Smartphones will always fly off the shelves, huh? Well, for the first time ever, the mature smartphone market will show signs of recession, according to a forecast from IDC.
The total smartphone projection for 2014 is 1.25 billion units worldwide, up 23.8 percent from 2013’s 1.01 billion units. That’s expected to rise to 1.8 billion units annually by 2018, for compounded annual growth of 12.7 percent.
While shipments are continuing to increase, this year’s growth is slowing to the single digits – only 4.9 percent growth – in mature markets from double-digit annual growth in prior years. On the other hand, emerging markets will see a 32.4 percent shipment increase, making this year a crucial transition period for the smartphone market as a whole and the fueling of emerging markets.
Emerging markets have accounted for more than half of annual smartphone shipments dating back to 2011, so it is no question that they have significantly contributed to the growth of the overall market.
What does this mean for the consumer?
Cost, or lack there of, is a major factor in smartphone growth in emerging markets. Cheaper smartphones are gaining momentum, as prices drop from $407 to $372 this year alone.
While mature markets are still delivering strong revenues with average selling prices over $400, emerging markets continue to barrel along, but with average selling prices of less than $250. According to Juniper Research, the average selling price of a smartphone will decline globally to reach $274 within five years.

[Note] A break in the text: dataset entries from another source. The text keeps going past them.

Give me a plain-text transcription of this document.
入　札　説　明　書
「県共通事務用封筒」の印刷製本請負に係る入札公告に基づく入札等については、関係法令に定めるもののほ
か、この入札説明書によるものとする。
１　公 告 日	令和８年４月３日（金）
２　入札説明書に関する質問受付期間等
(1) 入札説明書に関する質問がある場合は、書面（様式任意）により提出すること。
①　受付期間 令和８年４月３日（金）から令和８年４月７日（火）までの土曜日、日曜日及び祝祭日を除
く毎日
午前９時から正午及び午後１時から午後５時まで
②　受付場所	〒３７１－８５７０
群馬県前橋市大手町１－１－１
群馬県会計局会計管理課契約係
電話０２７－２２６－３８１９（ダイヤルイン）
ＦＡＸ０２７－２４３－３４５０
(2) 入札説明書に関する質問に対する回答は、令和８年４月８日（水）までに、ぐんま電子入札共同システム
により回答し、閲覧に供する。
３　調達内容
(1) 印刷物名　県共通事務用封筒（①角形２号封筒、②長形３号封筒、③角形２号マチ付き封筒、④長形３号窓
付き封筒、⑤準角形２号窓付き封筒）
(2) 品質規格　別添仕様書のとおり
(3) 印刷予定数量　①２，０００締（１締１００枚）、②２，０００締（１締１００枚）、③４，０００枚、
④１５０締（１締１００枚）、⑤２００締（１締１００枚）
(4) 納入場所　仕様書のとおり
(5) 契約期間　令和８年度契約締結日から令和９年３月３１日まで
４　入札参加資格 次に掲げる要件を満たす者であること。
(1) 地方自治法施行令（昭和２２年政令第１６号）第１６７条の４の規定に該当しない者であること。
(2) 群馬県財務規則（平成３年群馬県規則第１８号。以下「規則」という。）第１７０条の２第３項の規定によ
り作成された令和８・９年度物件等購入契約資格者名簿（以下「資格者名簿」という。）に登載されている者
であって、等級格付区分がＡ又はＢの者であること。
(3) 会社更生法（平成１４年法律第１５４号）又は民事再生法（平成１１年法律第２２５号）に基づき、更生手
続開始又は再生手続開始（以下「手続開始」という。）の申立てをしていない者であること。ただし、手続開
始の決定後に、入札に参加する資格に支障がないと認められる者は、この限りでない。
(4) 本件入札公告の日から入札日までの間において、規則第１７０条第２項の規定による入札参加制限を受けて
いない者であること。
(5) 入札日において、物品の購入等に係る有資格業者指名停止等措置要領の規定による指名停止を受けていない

Historically penetrating emerging markets contributes to price erosion. Third world and developing nations require devices that are affordable. In the past when manufactures catered to these markets volumes increased. Current sales figures for the iPhone 6 and 6 Plus show there is strong demand for high end units. I think it is premature to speculate manufactures can’t produce devices which facilitate steady sales.